Solved: Re: Data transpose and rearrange the columns/values

Bintang18 · Posted 08-16-2019 12:11 PM

Hello,

My data set :

studentid test_missed districtcode reason_not_tested

2 English 56 22

2 Algebra 56 22

2 History 56 22

2 Biology 56 22

2 Writing 71 22

3 History 89 19

4 English 62 17

5 English 77 20

5 Biology 77 20

5 Algebra 79 20

6 Writing 80 22

I transposed the data so each student only has 1 row.

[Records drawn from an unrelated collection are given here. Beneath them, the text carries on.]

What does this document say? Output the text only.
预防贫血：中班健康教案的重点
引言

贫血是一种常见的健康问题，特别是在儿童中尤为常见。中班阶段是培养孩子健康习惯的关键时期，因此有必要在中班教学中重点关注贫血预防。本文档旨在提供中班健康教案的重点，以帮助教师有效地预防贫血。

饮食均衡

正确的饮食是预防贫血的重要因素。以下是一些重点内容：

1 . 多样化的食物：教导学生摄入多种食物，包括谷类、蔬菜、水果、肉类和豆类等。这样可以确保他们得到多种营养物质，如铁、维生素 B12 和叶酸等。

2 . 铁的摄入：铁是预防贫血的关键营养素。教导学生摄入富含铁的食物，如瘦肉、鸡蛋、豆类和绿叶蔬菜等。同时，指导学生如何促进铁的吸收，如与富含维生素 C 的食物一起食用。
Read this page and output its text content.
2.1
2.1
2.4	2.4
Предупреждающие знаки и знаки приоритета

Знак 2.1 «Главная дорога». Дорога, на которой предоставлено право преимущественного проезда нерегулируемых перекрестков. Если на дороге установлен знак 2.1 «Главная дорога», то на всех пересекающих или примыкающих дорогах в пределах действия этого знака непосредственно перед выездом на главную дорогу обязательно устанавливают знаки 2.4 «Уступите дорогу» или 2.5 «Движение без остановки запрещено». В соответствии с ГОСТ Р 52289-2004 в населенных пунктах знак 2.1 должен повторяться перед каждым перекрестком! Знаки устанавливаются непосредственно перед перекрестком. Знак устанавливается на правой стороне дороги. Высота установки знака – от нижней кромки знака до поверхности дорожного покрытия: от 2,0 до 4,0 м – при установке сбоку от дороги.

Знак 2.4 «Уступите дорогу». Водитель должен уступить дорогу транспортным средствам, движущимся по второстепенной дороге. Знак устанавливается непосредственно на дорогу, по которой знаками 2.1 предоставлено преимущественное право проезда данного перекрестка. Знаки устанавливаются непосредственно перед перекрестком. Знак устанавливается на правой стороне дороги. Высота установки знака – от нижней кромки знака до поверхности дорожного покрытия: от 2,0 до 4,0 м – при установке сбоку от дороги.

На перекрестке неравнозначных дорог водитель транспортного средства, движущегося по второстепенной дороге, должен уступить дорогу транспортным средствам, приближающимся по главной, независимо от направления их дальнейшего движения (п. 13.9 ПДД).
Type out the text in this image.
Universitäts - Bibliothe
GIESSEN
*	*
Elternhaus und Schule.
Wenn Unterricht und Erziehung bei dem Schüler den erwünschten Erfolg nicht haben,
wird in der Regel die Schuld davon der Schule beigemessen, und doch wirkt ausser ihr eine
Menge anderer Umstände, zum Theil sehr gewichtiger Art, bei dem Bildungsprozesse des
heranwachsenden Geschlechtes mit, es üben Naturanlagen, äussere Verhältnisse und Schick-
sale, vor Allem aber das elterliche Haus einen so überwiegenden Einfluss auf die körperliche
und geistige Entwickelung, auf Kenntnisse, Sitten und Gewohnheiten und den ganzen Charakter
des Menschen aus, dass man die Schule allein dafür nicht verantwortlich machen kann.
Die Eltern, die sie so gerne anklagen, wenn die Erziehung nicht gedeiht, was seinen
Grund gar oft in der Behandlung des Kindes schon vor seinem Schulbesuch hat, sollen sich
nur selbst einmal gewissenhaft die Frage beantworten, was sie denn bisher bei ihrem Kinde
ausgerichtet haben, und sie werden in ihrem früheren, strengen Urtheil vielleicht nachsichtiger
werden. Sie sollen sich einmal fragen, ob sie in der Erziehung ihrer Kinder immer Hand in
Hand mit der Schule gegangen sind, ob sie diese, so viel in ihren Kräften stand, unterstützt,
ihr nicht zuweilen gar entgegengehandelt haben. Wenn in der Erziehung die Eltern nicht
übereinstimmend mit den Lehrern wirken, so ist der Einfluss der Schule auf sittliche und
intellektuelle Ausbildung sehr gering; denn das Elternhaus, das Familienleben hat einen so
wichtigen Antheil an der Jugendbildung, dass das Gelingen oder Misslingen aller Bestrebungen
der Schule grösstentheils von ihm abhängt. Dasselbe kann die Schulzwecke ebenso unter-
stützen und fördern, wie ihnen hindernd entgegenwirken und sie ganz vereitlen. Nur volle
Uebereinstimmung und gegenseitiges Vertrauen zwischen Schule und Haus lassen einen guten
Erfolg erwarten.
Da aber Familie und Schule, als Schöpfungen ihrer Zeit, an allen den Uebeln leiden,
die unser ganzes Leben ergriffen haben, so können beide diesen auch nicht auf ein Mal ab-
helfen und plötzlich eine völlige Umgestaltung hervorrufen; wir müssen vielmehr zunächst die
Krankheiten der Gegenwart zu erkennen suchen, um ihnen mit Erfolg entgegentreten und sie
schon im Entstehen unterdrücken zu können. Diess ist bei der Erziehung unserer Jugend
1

I have many more variables, but only 3 vars need to be transposed. I used the method presented in Paper 2785-2015 "Transpose Dataset by MERGE" by Shan, Kastin, Tabachneck, which is a 'life saver' for me. I was able to transpose but I just could not rearrange the test_missed (number).

data snt19;
set snt19;
by studentid ;
if first.studentid then n=0;
n+1;
run;

proc sql noprint ;
select distinct catt ('snt19 (where=(n=',left(put(n,8.)),
') rename= (districtcode=districtcode',left(put(n,8.)),
' reason_not_tested=reason_not_tested',left(put(n,8.)),
' test_missed=test_missed',left(put(n,8.)),

'))')
into :mer separated by ' '
from snt19 ;
quit;

data want;
merge &mer ;
by studentid ;
drop n;

run;

id districtcode1 reason_not_tested1 test_missed1 districtcode2 reason_not_tested2 test_missed2 districtcode3 ..... test_3

2 56 22 English 56 22 Algebra 56 History

5 77 20 English 77 20 Biology 79 Algebra

and so on.

what I need is something like this:

id test_missed1 test_missed2 test_missed3 test_missed4 test_missed5

2 Algebra English Biology History Writing

3 History

4 English

5 Algebra English Biology

6 Writing

I hope this makes sense. Thanks all.

BScholtz

Tom · Posted 08-16-2019 03:41 PM

Does not look like you want alphabetical order because you have English before Biology.

You will need to create a new variable you can use to sort.

Do you have the order already in a dataset?

If the list is known you might want to make a format (or perhaps an INformat).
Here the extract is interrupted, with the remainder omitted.